SemOpt: LLM-Driven Code Optimization via Rule-Based Analysis

Abstract

Automated code optimization improves program performance through refactoring, and recent studies leverage LLMs for this purpose. Existing approaches mine optimization commits from open-source codebases to build large-scale knowledge bases, then employ retrieval techniques such as BM25 to obtain relevant examples for hotspot code, guiding LLMs in optimization. However, semantically equivalent optimizations often appear in syntactically dissimilar code, so current retrieval methods fail to identify pertinent examples, leading to suboptimal results. To address these limitations, we propose SemOpt, a framework that leverages static program analysis to identify code segments, retrieve optimization strategies, and generate optimized results. SemOpt has three LLM-powered components: (1) a strategy library builder that extracts and clusters strategies from code modifications, (2) a rule generator that produces Semgrep static analysis rules to capture each strategy's applicability, and (3) an optimizer that generates optimized code using the strategy library.
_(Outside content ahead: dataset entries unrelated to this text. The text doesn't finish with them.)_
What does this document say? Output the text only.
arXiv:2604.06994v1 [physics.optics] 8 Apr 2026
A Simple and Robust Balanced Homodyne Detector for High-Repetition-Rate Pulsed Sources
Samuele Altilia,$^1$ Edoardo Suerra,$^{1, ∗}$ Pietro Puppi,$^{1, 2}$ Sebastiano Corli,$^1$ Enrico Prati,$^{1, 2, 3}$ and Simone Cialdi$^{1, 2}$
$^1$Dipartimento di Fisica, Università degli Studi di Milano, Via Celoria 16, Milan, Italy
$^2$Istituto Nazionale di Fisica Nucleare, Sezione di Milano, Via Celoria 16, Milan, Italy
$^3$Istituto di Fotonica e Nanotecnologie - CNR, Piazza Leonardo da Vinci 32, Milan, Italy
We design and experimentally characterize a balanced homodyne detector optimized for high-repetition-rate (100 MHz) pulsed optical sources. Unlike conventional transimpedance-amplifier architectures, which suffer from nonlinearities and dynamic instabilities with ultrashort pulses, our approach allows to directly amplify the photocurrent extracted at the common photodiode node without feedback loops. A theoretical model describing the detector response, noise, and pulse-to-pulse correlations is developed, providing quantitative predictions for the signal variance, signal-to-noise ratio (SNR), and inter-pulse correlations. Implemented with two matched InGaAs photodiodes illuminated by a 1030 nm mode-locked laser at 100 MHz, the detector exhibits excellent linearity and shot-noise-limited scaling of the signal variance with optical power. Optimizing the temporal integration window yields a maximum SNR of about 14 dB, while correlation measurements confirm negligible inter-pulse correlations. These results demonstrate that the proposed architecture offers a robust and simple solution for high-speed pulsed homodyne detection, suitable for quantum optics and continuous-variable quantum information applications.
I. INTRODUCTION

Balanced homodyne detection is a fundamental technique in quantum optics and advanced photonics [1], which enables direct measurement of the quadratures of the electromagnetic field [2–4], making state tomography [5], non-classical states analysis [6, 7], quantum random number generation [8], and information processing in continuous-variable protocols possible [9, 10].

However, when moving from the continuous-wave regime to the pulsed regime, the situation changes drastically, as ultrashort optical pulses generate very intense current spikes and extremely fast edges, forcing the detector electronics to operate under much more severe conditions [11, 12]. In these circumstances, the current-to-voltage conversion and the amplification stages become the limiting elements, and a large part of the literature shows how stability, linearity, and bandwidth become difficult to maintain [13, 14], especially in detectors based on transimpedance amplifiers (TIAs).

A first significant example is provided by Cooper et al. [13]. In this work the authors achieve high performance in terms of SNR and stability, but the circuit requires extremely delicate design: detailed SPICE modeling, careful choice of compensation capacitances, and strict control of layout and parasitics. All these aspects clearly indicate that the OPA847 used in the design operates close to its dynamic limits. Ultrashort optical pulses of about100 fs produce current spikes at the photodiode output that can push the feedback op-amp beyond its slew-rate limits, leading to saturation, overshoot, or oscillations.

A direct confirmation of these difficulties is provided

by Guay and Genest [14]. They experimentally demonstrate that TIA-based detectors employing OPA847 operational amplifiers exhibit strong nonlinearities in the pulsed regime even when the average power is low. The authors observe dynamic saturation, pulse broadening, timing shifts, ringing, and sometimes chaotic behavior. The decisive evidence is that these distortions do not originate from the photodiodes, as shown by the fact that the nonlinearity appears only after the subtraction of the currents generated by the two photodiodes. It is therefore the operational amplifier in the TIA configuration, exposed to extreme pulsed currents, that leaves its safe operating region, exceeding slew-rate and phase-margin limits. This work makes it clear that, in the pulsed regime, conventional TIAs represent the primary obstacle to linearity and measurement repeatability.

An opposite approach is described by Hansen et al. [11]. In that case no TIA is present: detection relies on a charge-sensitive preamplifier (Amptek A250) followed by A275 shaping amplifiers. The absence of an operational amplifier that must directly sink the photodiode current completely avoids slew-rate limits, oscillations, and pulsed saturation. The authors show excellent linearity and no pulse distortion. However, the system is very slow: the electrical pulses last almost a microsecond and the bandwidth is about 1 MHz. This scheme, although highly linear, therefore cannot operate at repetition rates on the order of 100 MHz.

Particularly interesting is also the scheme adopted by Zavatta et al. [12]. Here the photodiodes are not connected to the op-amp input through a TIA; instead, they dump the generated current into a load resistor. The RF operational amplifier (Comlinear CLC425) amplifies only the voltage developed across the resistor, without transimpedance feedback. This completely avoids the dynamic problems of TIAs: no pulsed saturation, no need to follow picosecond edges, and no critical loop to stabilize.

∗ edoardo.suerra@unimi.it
On a benchmark of 151 C/C++ and 150 Python optimization tasks, SemOpt shows consistent improvements across different LLMs, increasing successful optimizations by 1.38 to 28 times on C/C++ and 4.60 to 6.33 times on Python versus the baseline. On large-scale projects, SemOpt improves performance metrics by 5.04% to 218.07% on C/C++ and 61.77% to 479.90% on Python, showing cross-language generalization and practical effectiveness.